District 11, on the other hand, has five Republicans vying for nomination for the House seat vacated by Gayle Batt; only two of the names are familiar to me. In addition, both of the district’s other seats have at least one challenger.

Unfortunately, only two of these nine candidates have websites listed on the Secretary of State’s Primary Candidate information page; four have submitted statements. You’d think that candidates running in a district that includes almost all of Canyon County outside of Nampa, Caldwell, and Parma would reach as many as possible on-line.

One can hope they put more effort into communicating at the forum at 7 p.m. tomorrow at the Nampa City Hall. Republicans for contested races in districts 11 and 13 are participating.

Vote.

Politics: A Dem State-of-the-State

In a few hours Gov. Otter will unveil his agenda for Idaho’s 2015 legislative session. Most of us will be pleased by some items and upset by others. Last year’s refusal to recommend needed educational funding still rankles me. Fortunately, the legislature gave education more than lip service.

I generally hope for the best possible agenda from a conservative governor who faces fierce opposition from the right wing of his party.

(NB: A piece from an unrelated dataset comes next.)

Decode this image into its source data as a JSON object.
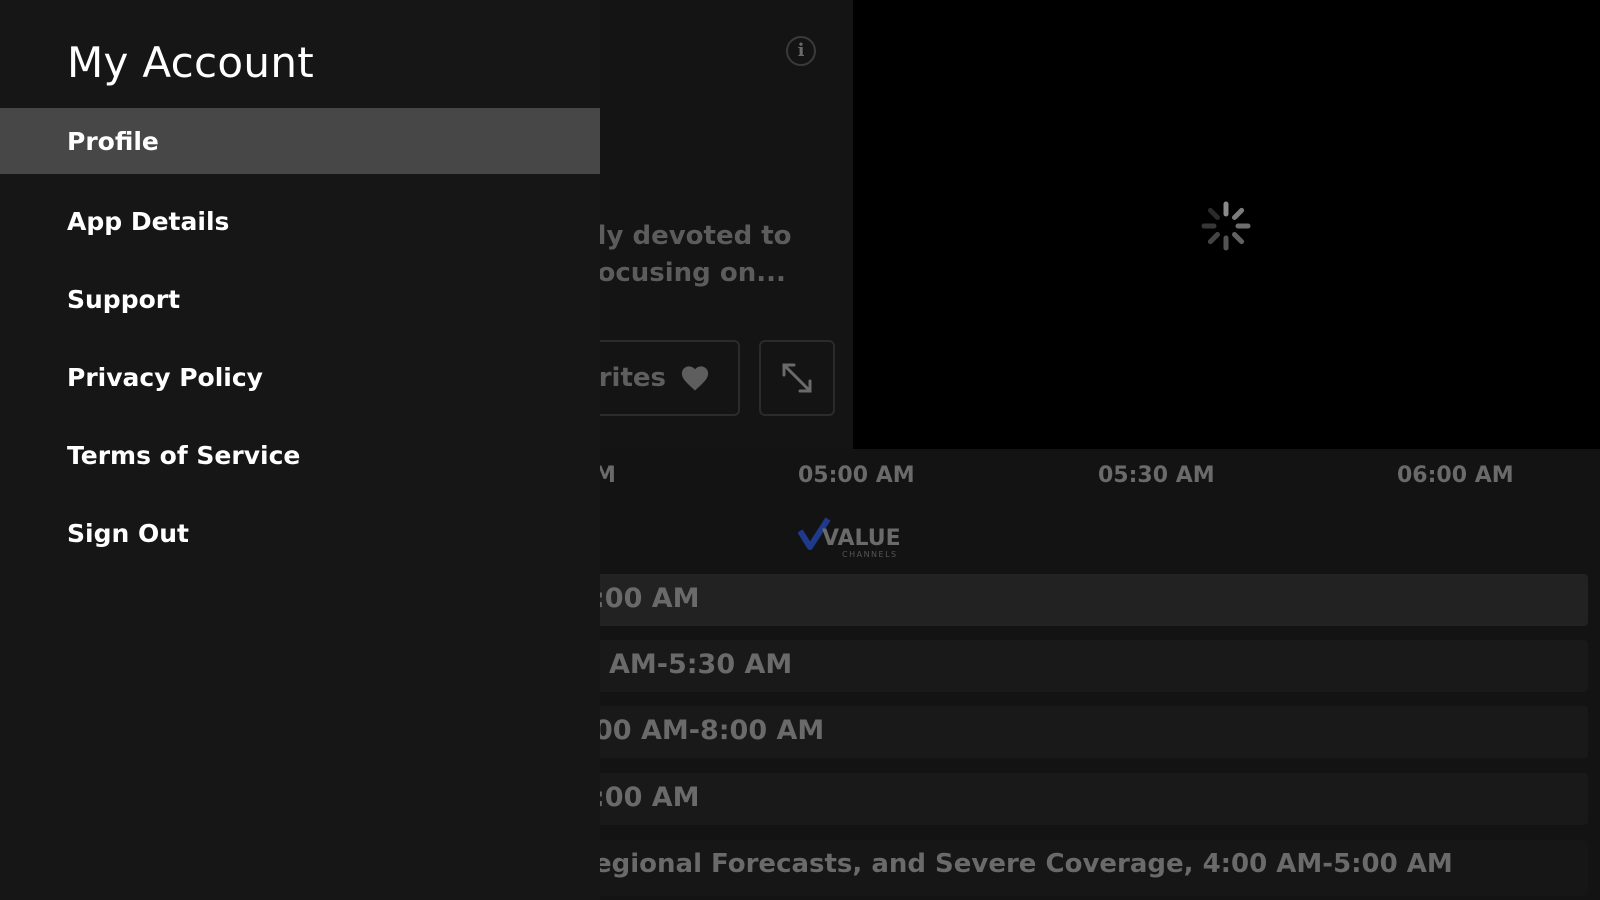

Down deep, however, I yearn for actions that would truly be the best for the people of Idaho. Here is what I’d like to hear the Governor say.

We may take four major steps to save taxpayers’ money and stimulate the economy.

First, we will stop wasting taxpayer money on lawsuits for purely political purposes. The Supreme Court will rule on same sex marriage based on lawsuits brought by individuals in Michigan, Tennessee, Kentucky, Ohio and Louisiana without Idaho’s help. Our task force rightfully concluded that Idaho can’t afford to manage these federal lands because, unlike in Utah, our lands don’t have oil reserves to exploit. And Obama’s executive order on immigration doesn’t differ enough from dozens of similar orders by previous presidents to expect the courts to change it. That’s up to Congress.

Second, we will save taxpayer money by staffing the Tax Commission enough to ensure adequate enforcement of tax laws and by expanding Medicaid to cover those who don’t make enough to benefit from the Affordable Care Act. The latter will not only save lives, but will reward, rather than punish, people for being employed. In addition, we will work to get Federal approval of a school broadband contract that is not biased toward my campaign donors.

Third, now that nearly half the states have raised their minimum wage above $7.25 an hour without economic catastrophe, Idaho will plan for annual increments that will allow one person with a full-time job to pay for basic food, rent and transportation for two people. Idaho taxpayers must stop subsidizing the labor costs of profitable businesses.

Fourth, we will heed the opinion of over 70% of Idahoans and “add the words” to extend basic rights to housing and employment in spite of sexual orientation and gender identity.

There are also four areas in which we must invest money for the future: education, infrastructure, jobs, and justice.

We must bring our public school funding per student up to pre-recession levels before we concern ourselves with major changes. We want schools to remain focused on education young people rather than on filing reports. We will continue to listen to parents and educations as we work to prioritize the Educational Task Force recommendations.

We must find the $300 million necessary to maintain our roads and bridges. We will recommend increases in gasoline taxes, vehicle license fees, and use of general funds in order to spread the burden. Remember, this measure will add jobs that stimulate the economy as well as protecting the state from lawsuits resulting from continued negligence.

We must work with private companies to provide the workforce development and technical education to make hiring here more attractive. We will also invest in university laboratories and research; they are business incubators. We will encourage continued expansion of wind and solar power generation.

We must continue to improve our justice system by providing an effective public defender system and providing basic treatment for substance abuse and mental illness.

And, finally, we must find a way to give state employees a 3 percent pay increase.

Join with me in working toward a more prosperous Idaho.